ERA UNA SFIDA INCREDIBILE INCARNARE UNA DONNA SORDA…

È stato molto difficile! Forse uno dei complimenti più belli che ho ricevuto è stato quello di Alexeï, il nostro insegnante della lingua dei segni, quando mi ha detto «i sordi ti adoreranno». Sentivo una responsabilità enorme nei confronti dei sordi e degli audiolesi ed ero animata da un’autentica volontà di non tradirli. Tutto questo ha creato una grande tensione in me. Non volevo che dicessero che avevo recitato imitandoli e scimmiottandoli, ma che sentissero la mia sincerità.

COME DESCRIVEREBBE IL SUO PERSONAGGIO?

È innanzitutto una madre, ma poiché è sorda, contrariamente alla figlia, Paula le permette di essere in relazione con il mondo. È anche la madre di una adolescente: deve dunque affrontare, come tutte le mamme del mondo, le velleità indipendentistiche di sua figlia. E questo è un passo difficile per lei poiché preferirebbe tenere la figlia accanto a sé, in primo luogo per istinto materno, ma anche perché la ragazza rappresenta per lei un sostegno nella vita quotidiana e sentire che le sta sfuggendole la rende di fatto vulnerabile.
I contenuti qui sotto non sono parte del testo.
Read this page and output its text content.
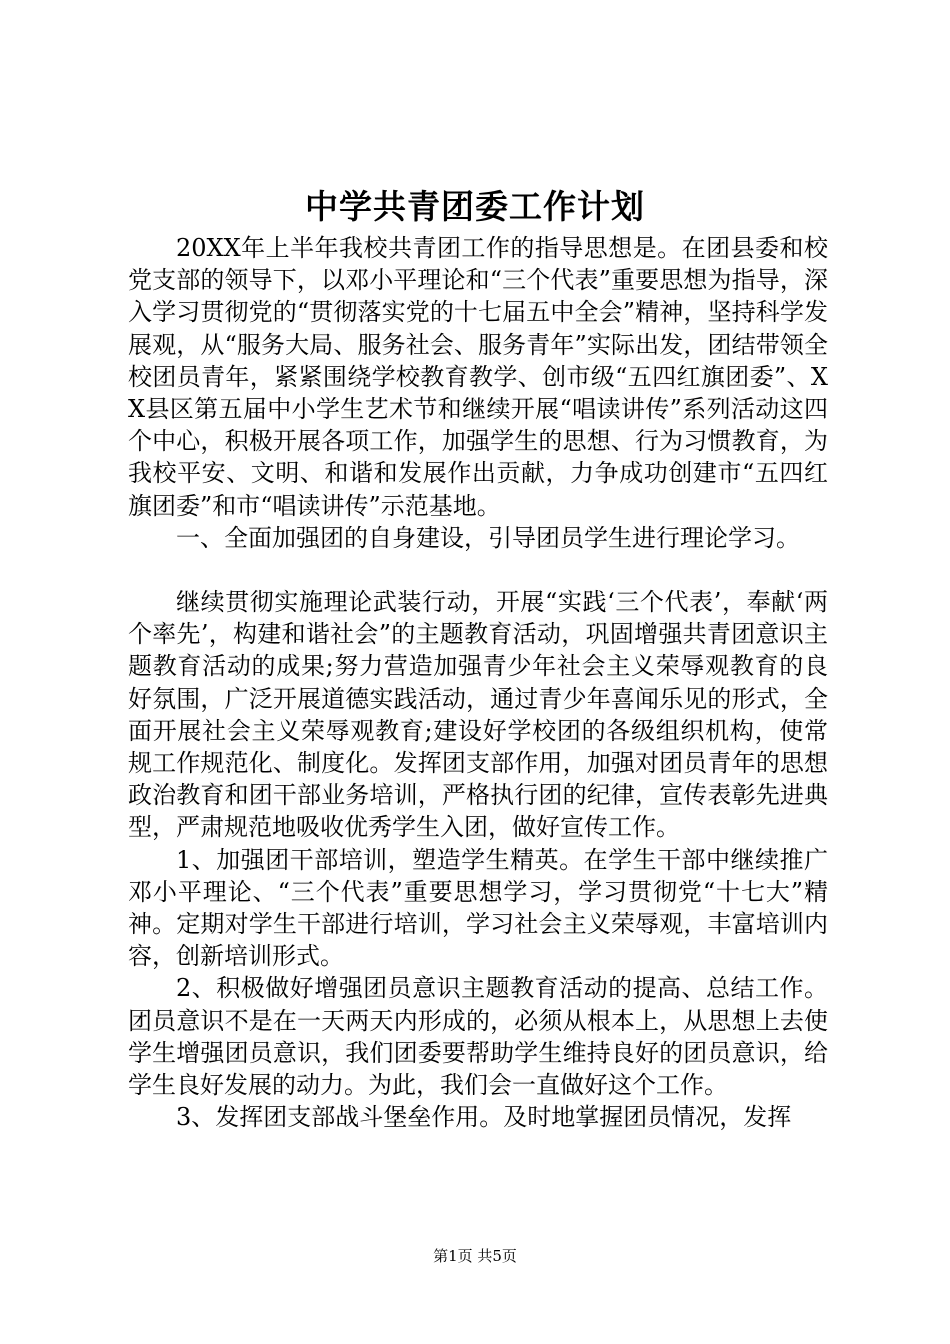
中学共青团委工作计划

20XX年上半年我校共青团工作的指导思想是。在团县委和校党支部的领导下，以邓小平理论和“三个代表”重要思想为指导，深入学习贯彻党的“贯彻落实党的十七届五中全会”精神，坚持科学发展观，从“服务大局、服务社会、服务青年”实际出发，团结带领全校团员青年，紧紧围绕学校教育教学、创市级“五四红旗团委”、XX县区第五届中小学生艺术节和继续开展“唱读讲传”系列活动这四个中心，积极开展各项工作，加强学生的思想、行为习惯教育，为我校平安、文明、和谐和发展作出贡献，力争成功创建市“五四红旗团委”和市“唱读讲传”示范基地。

一、全面加强团的自身建设，引导团员学生进行理论学习。

继续贯彻实施理论武装行动，开展“实践‘三个代表’，奉献‘两个率先’，构建和谐社会”的主题教育活动，巩固增强共青团意识主题教育活动的成果;努力营造加强青少年社会主义荣辱观教育的良好氛围，广泛开展道德实践活动，通过青少年喜闻乐见的形式，全面开展社会主义荣辱观教育;建设好学校团的各级组织机构，使常规工作规范化、制度化。发挥团支部作用，加强对团员青年的思想政治教育和团干部业务培训，严格执行团的纪律，宣传表彰先进典型，严肃规范地吸收优秀学生入团，做好宣传工作。

1、加强团干部培训，塑造学生精英。在学生干部中继续推广邓小平理论、“三个代表”重要思想学习，学习贯彻党“十七大”精神。定期对学生干部进行培训，学习社会主义荣辱观，丰富培训内容，创新培训形式。

2、积极做好增强团员意识主题教育活动的提高、总结工作。团员意识不是在一天两天内形成的，必须从根本上，从思想上去使学生增强团员意识，我们团委要帮助学生维持良好的团员意识，给学生良好发展的动力。为此，我们会一直做好这个工作。

3、发挥团支部战斗堡垒作用。及时地掌握团员情况，发挥

第1页 共5页
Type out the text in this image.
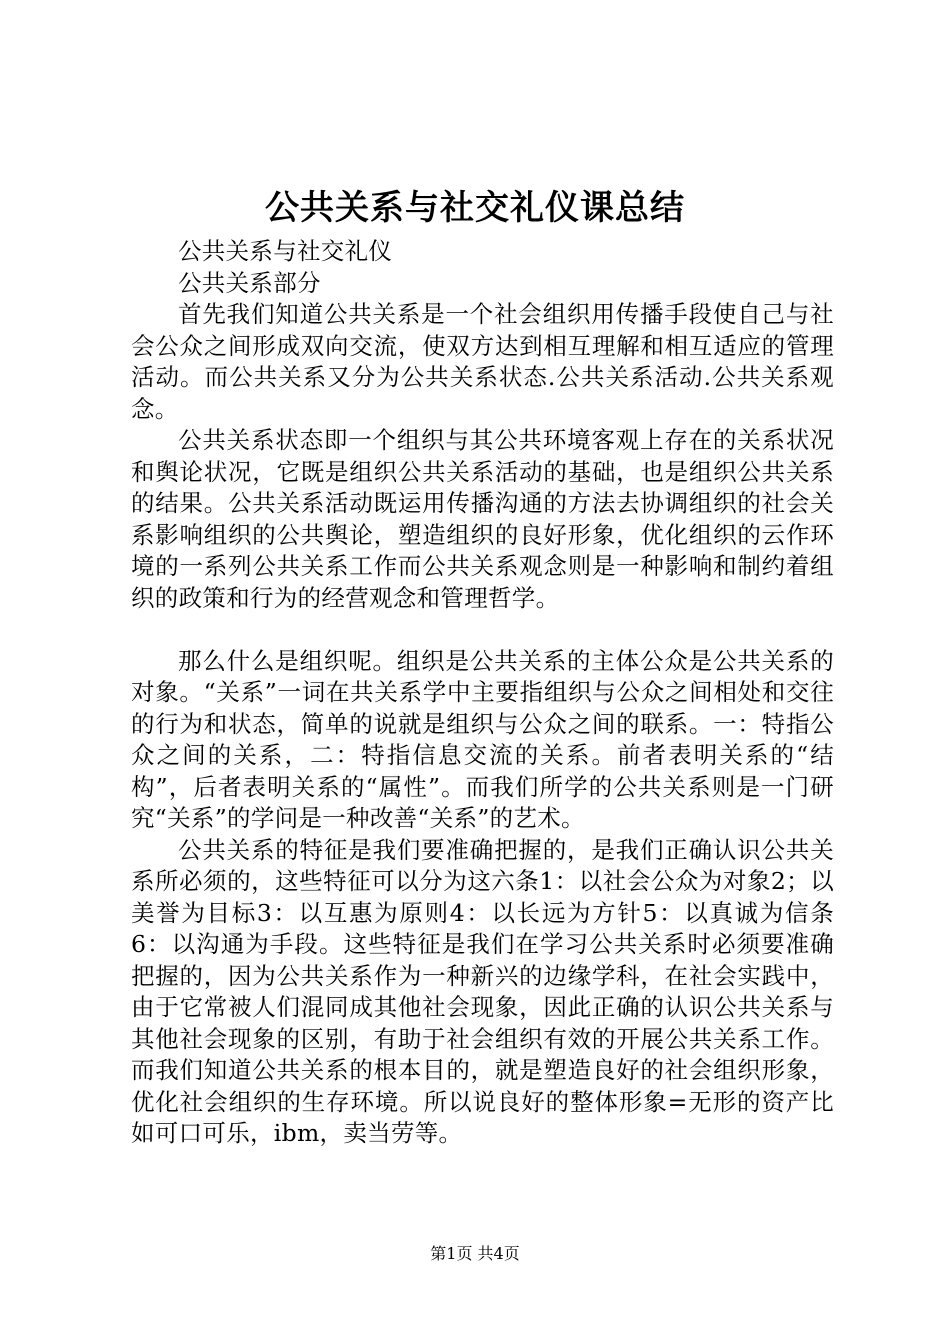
公共关系与社交礼仪课总结

公共关系与社交礼仪

公共关系部分

首先我们知道公共关系是一个社会组织用传播手段使自己与社会公众之间形成双向交流，使双方达到相互理解和相互适应的管理活动。而公共关系又分为公共关系状态.公共关系活动.公共关系观念。

公共关系状态即一个组织与其公共环境客观上存在的关系状况和舆论状况，它既是组织公共关系活动的基础，也是组织公共关系的结果。公共关系活动既运用传播沟通的方法去协调组织的社会关系影响组织的公共舆论，塑造组织的良好形象，优化组织的云作环境的一系列公共关系工作而公共关系观念则是一种影响和制约着组织的政策和行为的经营观念和管理哲学。

那么什么是组织呢。组织是公共关系的主体公众是公共关系的对象。“关系”一词在共关系学中主要指组织与公众之间相处和交往的行为和状态，简单的说就是组织与公众之间的联系。一：特指公众之间的关系，二：特指信息交流的关系。前者表明关系的“结构”，后者表明关系的“属性”。而我们所学的公共关系则是一门研究“关系”的学问是一种改善“关系”的艺术。

公共关系的特征是我们要准确把握的，是我们正确认识公共关系所必须的，这些特征可以分为这六条1：以社会公众为对象2；以美誉为目标3：以互惠为原则4：以长远为方针5：以真诚为信条6：以沟通为手段。这些特征是我们在学习公共关系时必须要准确把握的，因为公共关系作为一种新兴的边缘学科，在社会实践中，由于它常被人们混同成其他社会现象，因此正确的认识公共关系与其他社会现象的区别，有助于社会组织有效的开展公共关系工作。而我们知道公共关系的根本目的，就是塑造良好的社会组织形象，优化社会组织的生存环境。所以说良好的整体形象=无形的资产比如可口可乐，ibm，卖当劳等。

第1页 共4页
LEI INTERPRETA UN’AGRICOLTRICE PIUTTOSTO CIVETTUOLA CHE VIVE IN CAMPAGNA…

Mi piace molto il fatto che nella vita ci capita di incontrare delle persone che non immagineremmo neanche in un film! Il mio personaggio incarna il contrappunto di quanto ci si potrebbe aspettare. Del resto, nella sceneggiatura era descritta come una ex Miss e questo potrebbe spiegare la sua civetteria. Ma in fin dei conti non credo che sia essenziale. Se a priori possiamo pensare che la sua presenza si faccia notare in un contesto rurale, quando la scopriamo nella sua fattoria ci appare al contrario normale e naturale. Chi l’ha detto che un mestiere deve dettare il modo di vestire di chi lo pratica? Eric Lartigau è molto libero: non teme che il mio personaggio stoni nel suo contesto. Anzi, ha scelto espressamente di renderlo variopinto per suscitare comicità ed emozioni.

La questione di sapere se è veramente un’agricoltrice non si pone.

L’HA DIVERTITA O INTRIGATA LA LIBERTÀ DI ESPRESSIONE, IN PARTICOLARE IN MATERIA DI SESSO, CHE HA QUESTA MADRE?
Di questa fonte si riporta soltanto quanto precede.